High % of sequences lost in discarded negative strand alignments

NStrowbridge commented 1 year ago

To whom it may concern,

I recently sequenced amphibian skin for direct RNA analysis. I am currently working with two samples at moment, but am intending on doing more, depending on our preliminary results. I input my sorted and indexed BAM files into Nanocount using the following basic command.

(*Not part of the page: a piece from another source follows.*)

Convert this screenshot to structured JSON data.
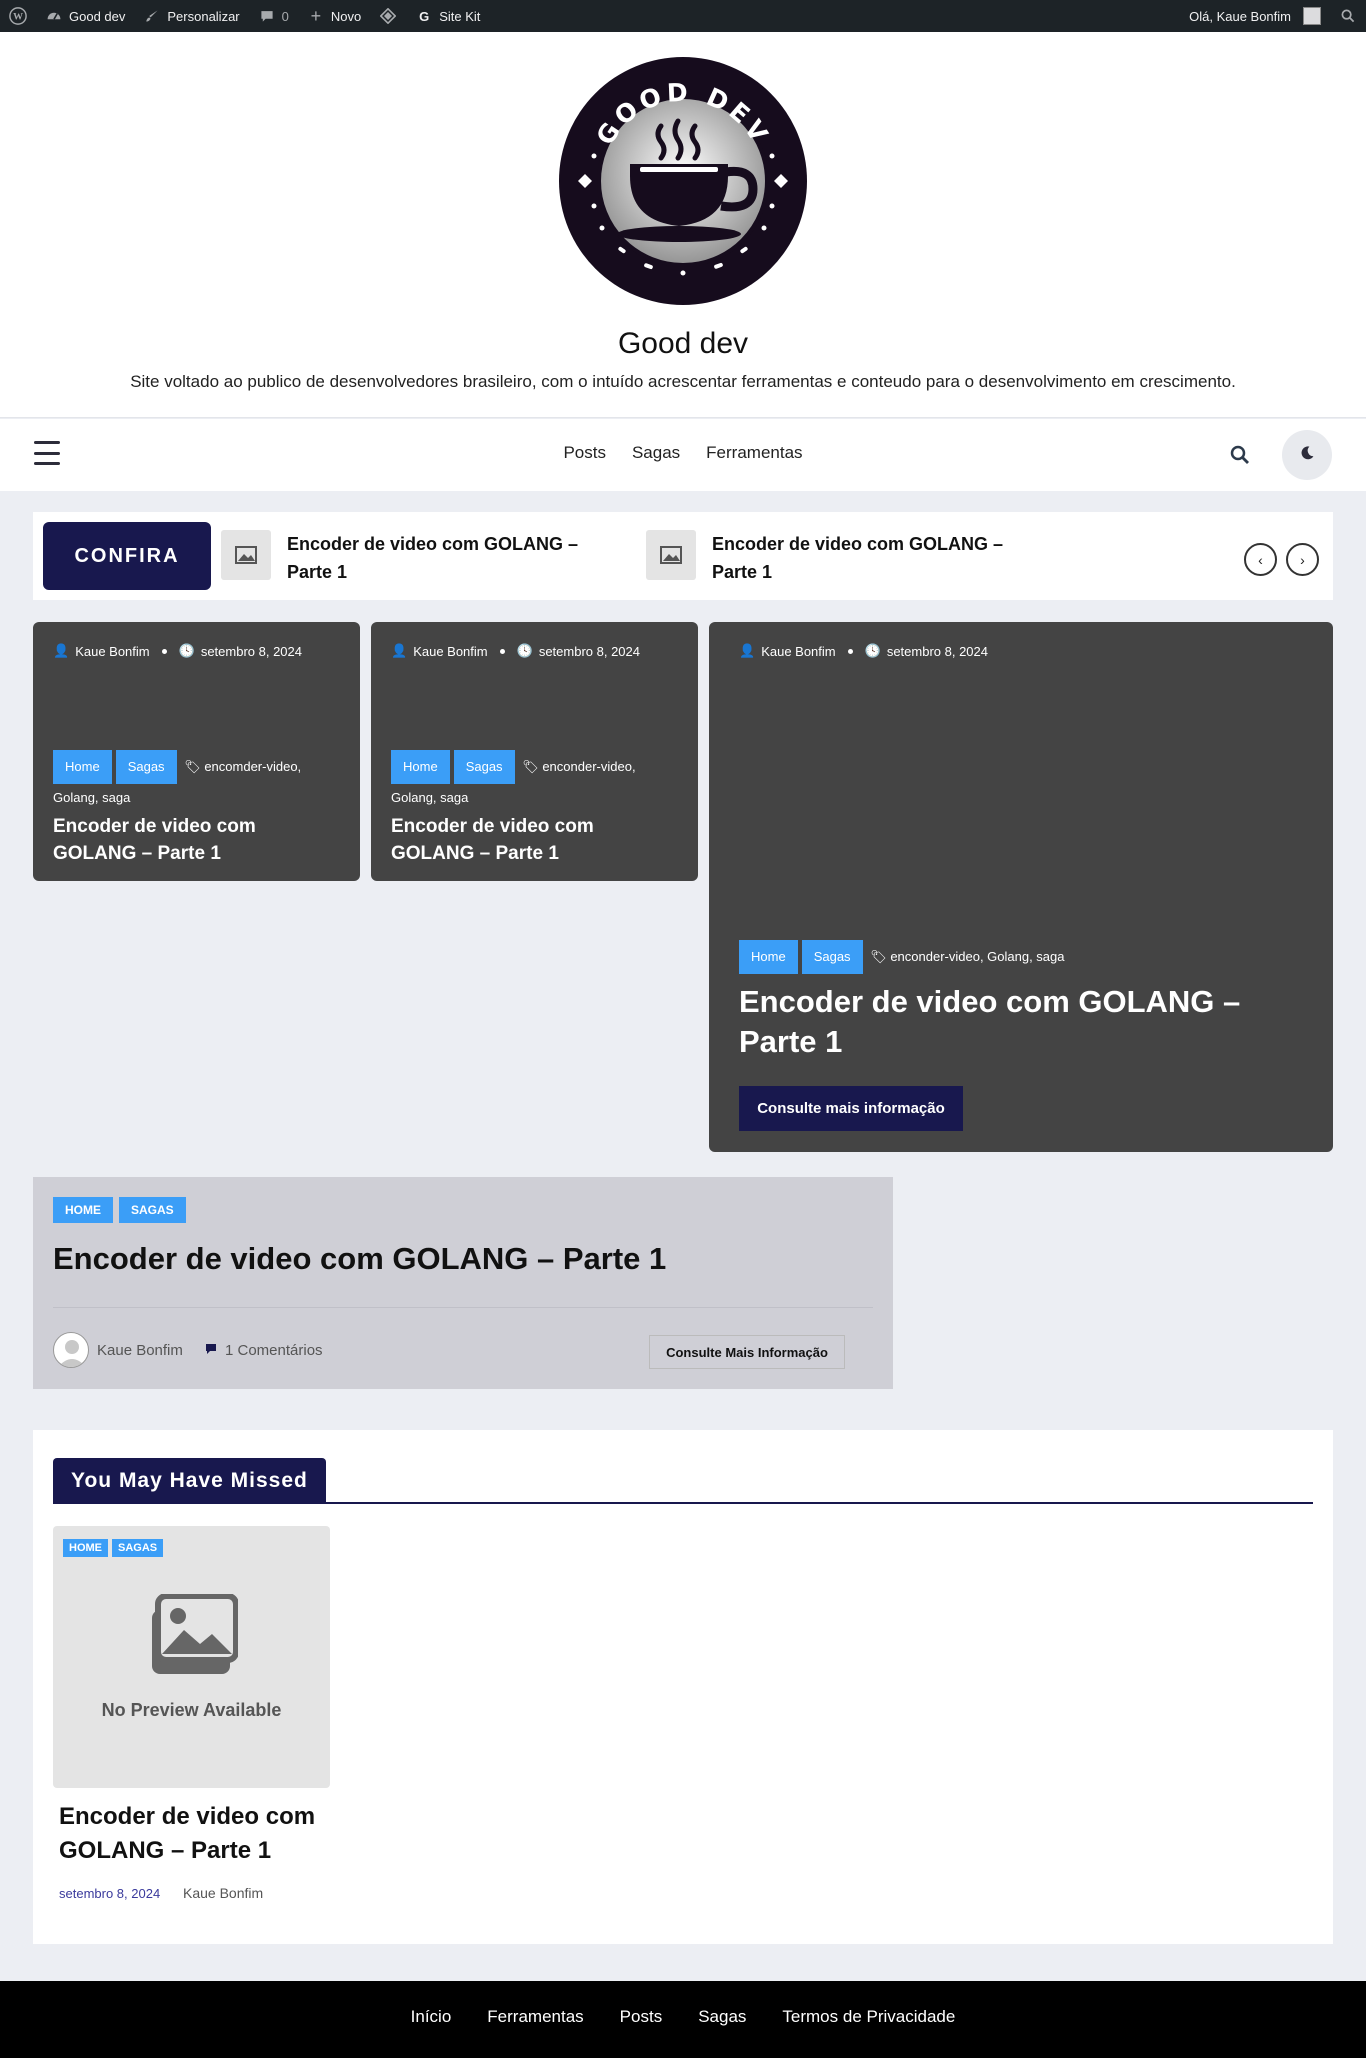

NanoCount -i path/to/input -b path/to/output/bam --extra_tx_info -o /path/to/output/counts

Unfortunately, I am losing >60% of my sequences to discarded negative strand alignments. I am not quite sure what this means for my samples. I did do the optional RT step in the direct rna prep, if this is relevant.

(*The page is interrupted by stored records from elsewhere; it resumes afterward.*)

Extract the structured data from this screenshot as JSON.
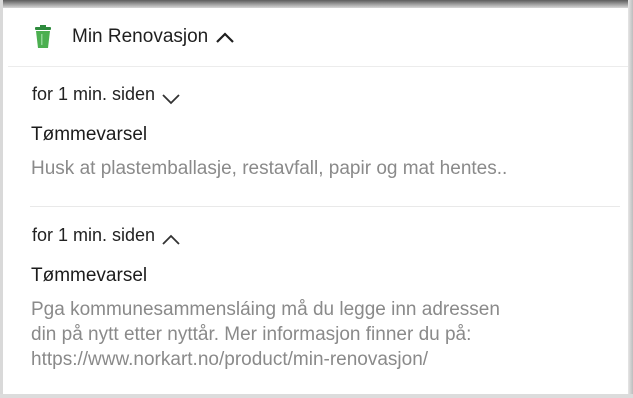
{
  "app": {
    "name": "Min Renovasjon",
    "icon": "green-bin-icon",
    "accent": "#3aa64a"
  },
  "notifications": [
    {
      "time": "for 1 min. siden",
      "expanded": false,
      "title": "Tømmevarsel",
      "body_lines": [
        "Husk at plastemballasje, restavfall, papir og mat hentes.."
      ]
    },
    {
      "time": "for 1 min. siden",
      "expanded": true,
      "title": "Tømmevarsel",
      "body_lines": [
        "Pga kommunesammensláing må du legge inn adressen",
        "din på nytt etter nyttår. Mer informasjon finner du på:",
        "https://www.norkart.no/product/min-renovasjon/"
      ]
    }
  ]
}
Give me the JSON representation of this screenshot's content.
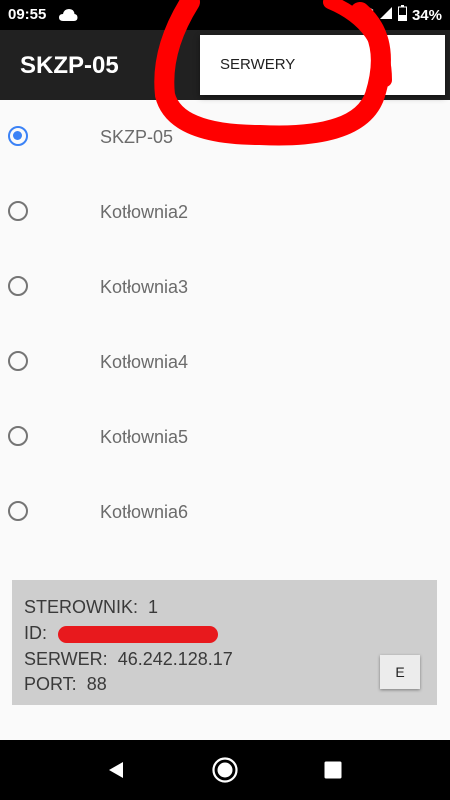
{
  "status_bar": {
    "time": "09:55",
    "battery": "34%"
  },
  "app": {
    "title": "SKZP-05"
  },
  "menu": {
    "items": [
      "SERWERY"
    ]
  },
  "servers": [
    {
      "label": "SKZP-05",
      "selected": true
    },
    {
      "label": "Kotłownia2",
      "selected": false
    },
    {
      "label": "Kotłownia3",
      "selected": false
    },
    {
      "label": "Kotłownia4",
      "selected": false
    },
    {
      "label": "Kotłownia5",
      "selected": false
    },
    {
      "label": "Kotłownia6",
      "selected": false
    }
  ],
  "info": {
    "sterownik_label": "STEROWNIK:",
    "sterownik_value": "1",
    "id_label": "ID:",
    "serwer_label": "SERWER:",
    "serwer_value": "46.242.128.17",
    "port_label": "PORT:",
    "port_value": "88",
    "edit_button": "E"
  },
  "colors": {
    "accent": "#3b82f6",
    "scribble": "#ff0000",
    "app_bar": "#212121",
    "panel": "#cecece"
  },
  "icons": [
    "cloud-icon",
    "wifi-icon",
    "battery-icon",
    "back-icon",
    "home-icon",
    "recents-icon"
  ]
}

Also, I am losing ~25% to unmapped alignments, which is possibly due to control RNA CS.

If you could give me some advice that would be great!

Cheers,

Nic

NStrowbridge commented 1 year ago

To whom it may concern,

I recently sequenced amphibian skin for direct RNA analysis. I am currently working with two samples at moment, but am intending on doing more, depending on our preliminary results. I input my sorted and indexed BAM files into Nanocount using the following basic command.

NanoCount -i path/to/input -b path/to/output/bam --extra_tx_info -o /path/to/output/counts

Unfortunately, I am losing >60% of my sequences to discarded negative strand alignments. I am not quite sure what this means for my samples. I did do the optional RT step in the direct rna prep, if this is relevant.

Also, I am losing ~25% to unmapped alignments, which is possibly due to control RNA CS.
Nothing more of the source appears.